Today capital moves around the world at a very fast pace, and countries that were yesterday good havens for capital investment, today are not so much in favour. A case in point here is the Mexican market under the NAFTA agreement. NAFTA gave the Mexican economy opportunities unheard of due to the cheap cost of labour and hence perceived cheap cost of doing business. However rising labour costs and perceived low productivity levels has left many companies questioning their investment in this market. Mexican operations are looking at the possibility of losing their strategic advantage due mainly to these factors, in various sectors.

Associated with this is the trend for the overall rising direct cost of maintenance thus requiring greater reliability of assets. Through increased reliability of corporate assets them closer to their design capacities of production and performance. This then assists in the overall reduction of the unit costs of maintenance.

This has differing meaning in differing industry sectors. In a capital intensive industry it takes on a particular level of importance due to the high percentage of maintenance costs as part of the operational budget. In capital intensive industries maintenance can make up almost 45% -50% of the operating budget.

In manufacturing industries, while the percentage cost is somewhat lower, the level of automation and the high impact on the use of capital are where the benefits of reliability are most quickly felt in terms of operational performance.

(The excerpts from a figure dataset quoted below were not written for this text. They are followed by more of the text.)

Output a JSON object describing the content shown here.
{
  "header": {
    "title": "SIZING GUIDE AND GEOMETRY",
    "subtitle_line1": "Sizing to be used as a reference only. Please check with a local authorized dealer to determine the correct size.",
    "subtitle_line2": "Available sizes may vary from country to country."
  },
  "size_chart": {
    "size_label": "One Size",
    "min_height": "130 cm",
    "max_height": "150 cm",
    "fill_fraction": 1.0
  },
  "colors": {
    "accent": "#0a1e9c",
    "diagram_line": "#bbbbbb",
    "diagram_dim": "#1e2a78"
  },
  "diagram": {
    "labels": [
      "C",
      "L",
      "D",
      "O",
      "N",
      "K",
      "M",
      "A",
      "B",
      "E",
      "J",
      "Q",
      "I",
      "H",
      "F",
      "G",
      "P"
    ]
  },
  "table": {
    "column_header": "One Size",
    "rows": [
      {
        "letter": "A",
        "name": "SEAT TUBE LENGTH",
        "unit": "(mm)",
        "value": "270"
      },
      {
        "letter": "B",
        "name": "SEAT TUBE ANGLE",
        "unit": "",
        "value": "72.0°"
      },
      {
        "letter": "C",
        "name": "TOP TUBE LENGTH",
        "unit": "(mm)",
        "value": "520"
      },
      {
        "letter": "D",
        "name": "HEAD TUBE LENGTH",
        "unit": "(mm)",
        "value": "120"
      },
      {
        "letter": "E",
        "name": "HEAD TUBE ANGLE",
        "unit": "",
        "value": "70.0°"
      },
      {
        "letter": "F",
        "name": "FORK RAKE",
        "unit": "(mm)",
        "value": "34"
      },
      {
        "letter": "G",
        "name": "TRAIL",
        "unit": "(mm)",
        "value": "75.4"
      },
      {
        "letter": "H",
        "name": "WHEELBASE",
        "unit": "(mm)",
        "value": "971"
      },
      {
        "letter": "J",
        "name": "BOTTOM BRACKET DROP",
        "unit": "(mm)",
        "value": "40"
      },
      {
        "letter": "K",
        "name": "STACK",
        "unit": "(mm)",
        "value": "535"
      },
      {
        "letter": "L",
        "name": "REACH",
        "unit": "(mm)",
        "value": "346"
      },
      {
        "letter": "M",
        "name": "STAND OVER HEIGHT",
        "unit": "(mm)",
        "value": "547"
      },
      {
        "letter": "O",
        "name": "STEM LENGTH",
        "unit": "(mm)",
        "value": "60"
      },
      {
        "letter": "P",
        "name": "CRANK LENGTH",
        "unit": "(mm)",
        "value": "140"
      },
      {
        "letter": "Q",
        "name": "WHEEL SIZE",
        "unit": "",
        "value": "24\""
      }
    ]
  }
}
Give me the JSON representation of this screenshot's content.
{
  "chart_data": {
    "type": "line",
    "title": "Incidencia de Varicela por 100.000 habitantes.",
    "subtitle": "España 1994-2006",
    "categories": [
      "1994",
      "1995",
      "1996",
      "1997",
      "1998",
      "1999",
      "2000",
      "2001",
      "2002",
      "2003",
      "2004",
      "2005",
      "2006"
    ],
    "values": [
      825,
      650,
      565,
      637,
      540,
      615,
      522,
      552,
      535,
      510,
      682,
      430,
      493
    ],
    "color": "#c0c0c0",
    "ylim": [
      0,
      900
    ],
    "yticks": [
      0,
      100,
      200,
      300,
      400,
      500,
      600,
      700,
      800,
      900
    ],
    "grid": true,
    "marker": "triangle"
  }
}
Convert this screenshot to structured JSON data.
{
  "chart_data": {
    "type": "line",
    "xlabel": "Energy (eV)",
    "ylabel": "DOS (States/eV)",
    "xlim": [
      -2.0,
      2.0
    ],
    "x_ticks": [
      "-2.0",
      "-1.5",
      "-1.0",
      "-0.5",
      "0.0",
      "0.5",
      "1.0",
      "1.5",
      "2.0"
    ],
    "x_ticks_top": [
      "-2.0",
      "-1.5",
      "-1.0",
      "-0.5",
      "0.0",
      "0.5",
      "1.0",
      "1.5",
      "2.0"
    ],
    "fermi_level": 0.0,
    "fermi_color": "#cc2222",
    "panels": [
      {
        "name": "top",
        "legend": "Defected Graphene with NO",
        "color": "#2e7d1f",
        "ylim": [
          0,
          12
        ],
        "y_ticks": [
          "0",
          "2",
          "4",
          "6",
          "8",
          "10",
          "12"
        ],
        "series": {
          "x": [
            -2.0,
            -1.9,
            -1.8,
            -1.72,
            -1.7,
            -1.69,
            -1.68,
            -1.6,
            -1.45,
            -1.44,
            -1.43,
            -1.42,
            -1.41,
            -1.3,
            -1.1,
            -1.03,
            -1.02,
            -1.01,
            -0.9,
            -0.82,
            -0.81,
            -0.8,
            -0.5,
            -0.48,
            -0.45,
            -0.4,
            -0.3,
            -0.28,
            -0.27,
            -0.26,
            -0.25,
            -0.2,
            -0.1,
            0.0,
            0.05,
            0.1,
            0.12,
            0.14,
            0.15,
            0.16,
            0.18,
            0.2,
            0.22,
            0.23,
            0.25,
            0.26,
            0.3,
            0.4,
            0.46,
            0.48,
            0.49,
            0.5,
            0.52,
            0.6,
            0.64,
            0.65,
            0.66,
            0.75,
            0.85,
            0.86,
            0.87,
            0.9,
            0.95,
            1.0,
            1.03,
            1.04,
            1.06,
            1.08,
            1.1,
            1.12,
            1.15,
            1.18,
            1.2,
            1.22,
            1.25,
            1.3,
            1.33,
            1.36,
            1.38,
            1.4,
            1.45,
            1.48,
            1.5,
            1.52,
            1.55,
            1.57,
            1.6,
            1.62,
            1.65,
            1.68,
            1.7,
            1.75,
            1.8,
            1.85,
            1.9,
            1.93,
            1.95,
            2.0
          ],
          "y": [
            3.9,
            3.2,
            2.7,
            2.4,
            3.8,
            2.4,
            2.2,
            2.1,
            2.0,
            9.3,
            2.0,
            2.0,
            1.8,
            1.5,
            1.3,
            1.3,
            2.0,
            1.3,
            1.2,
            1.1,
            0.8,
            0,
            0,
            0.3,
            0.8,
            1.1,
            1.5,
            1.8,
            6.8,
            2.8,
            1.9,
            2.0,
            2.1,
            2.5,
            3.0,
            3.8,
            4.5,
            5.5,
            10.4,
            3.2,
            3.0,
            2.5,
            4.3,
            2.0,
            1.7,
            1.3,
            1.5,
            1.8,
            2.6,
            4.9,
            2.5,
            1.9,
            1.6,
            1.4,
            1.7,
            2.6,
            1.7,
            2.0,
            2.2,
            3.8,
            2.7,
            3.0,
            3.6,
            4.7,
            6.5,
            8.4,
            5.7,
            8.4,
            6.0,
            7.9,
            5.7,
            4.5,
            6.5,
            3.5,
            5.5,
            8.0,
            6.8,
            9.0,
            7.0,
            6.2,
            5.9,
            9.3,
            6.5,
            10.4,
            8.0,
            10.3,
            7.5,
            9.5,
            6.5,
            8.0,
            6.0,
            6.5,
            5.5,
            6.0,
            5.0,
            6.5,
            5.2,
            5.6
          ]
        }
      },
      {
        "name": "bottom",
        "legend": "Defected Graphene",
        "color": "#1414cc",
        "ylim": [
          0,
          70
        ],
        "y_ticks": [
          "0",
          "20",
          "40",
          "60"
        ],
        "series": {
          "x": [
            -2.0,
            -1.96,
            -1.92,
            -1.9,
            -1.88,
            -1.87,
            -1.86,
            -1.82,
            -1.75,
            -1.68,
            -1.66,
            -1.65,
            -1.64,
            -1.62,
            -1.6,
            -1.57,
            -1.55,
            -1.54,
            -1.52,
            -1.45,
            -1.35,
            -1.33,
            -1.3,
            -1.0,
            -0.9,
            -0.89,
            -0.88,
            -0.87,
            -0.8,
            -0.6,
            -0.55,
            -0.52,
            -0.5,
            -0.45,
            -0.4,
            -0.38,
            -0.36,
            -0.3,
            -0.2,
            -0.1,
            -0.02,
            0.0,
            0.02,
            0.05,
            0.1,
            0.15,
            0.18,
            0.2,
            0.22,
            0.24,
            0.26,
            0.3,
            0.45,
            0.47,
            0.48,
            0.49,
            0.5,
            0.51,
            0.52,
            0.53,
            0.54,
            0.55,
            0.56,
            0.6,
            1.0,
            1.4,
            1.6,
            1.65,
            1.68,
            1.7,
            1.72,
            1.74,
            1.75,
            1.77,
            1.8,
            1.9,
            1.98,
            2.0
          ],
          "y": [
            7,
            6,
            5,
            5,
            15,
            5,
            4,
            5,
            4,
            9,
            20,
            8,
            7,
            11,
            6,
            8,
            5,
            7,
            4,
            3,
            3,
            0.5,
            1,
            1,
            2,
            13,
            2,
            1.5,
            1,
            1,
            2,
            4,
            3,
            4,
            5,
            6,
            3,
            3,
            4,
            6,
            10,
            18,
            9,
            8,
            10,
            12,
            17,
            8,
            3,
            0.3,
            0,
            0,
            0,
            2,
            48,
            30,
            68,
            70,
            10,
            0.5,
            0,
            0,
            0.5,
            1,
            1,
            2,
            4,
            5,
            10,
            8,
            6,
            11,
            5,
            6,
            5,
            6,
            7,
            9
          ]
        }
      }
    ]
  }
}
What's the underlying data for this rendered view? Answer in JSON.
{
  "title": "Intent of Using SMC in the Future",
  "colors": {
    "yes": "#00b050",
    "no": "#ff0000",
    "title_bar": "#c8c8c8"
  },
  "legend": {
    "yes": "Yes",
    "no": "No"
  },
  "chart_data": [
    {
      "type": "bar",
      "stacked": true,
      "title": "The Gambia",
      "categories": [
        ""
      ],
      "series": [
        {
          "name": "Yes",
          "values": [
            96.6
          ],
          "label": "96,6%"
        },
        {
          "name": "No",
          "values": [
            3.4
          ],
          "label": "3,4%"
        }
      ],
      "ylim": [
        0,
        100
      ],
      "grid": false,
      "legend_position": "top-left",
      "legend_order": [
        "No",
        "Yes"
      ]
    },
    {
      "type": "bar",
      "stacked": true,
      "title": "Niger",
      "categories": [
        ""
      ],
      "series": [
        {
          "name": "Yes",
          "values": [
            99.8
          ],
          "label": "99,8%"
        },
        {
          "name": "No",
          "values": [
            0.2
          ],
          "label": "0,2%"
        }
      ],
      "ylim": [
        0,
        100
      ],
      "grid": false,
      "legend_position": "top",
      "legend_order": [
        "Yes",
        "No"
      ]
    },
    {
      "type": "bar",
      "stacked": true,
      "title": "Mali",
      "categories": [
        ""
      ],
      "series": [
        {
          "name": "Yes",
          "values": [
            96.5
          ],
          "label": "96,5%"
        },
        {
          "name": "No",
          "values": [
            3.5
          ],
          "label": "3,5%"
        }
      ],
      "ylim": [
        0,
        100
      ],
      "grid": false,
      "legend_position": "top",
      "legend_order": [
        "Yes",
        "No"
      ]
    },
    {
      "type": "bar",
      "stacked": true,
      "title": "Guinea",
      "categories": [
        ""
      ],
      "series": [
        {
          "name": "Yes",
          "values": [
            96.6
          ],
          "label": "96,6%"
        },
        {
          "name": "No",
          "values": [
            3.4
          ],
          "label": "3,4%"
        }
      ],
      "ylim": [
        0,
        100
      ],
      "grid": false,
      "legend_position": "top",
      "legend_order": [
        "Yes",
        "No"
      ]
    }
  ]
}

Unreliable assets produce their own strains on the ability of the organization to meet targets that are considered within the operating / production parameters of the organization.

The rising intolerance of society in general to incidents that damage the health of people, the community or the environment is another of the strong newer requirements on maintenance to deliver high levels of reliability. Thus higher levels of confidence that equipment will not fail causing accidents are required today, more so than at any time in history.

So as is becoming obvious in the modern industrial environment, a company can gain strategic advantage in many ways via assuring the high performance levels of their equipment in a permanent manner.

However even with all of the much needed focus on reliability, none of this will serve us at all in the workplace unless we have the competencies and processes in place to both implement these advances, and to manage them for the long term. One of the major causes for failures in the implementation of reliability enhancement methodologies and/ or projects is the inability, or the unexpected difficulty, of making it happen.

As a simple example let us look at the management in an ordered fashion of preventive maintenance routines. If we have developed our routines correctly they will be focussed on the following points:

1. Detection of the indications of failing equipment so as to be able to take action with adequate anticipation. 2. 3. Providing of human interventions in the forms of servicing, lubrications, replacements, or refurbishments in order to maintain the equipment a high state of reliability. 4. 5. Providing failure-finding inspections for protective and other hidden failure devices. 6. Our schedules should be designed, from the point of view of maintaining high resource efficiency, to be very exact in their frequencies and the work that we are doing. Therefore if we miss a scheduled detection routine, we are in danger of losing control over the adequate prediction or of failure. Equally if we miss a scheduled human intervention we run the risk of excess deterioration possibly leading to a failed state and excessive costs. Again it needs to be noted that this also has severe potential safety and environmental consequences. Of which industry in general is only recently starting to realize.

It then becomes obvious that while the content of this particularly simple example, the reliability focused equipment strategies, are of course critical, the management of them is equally as critical.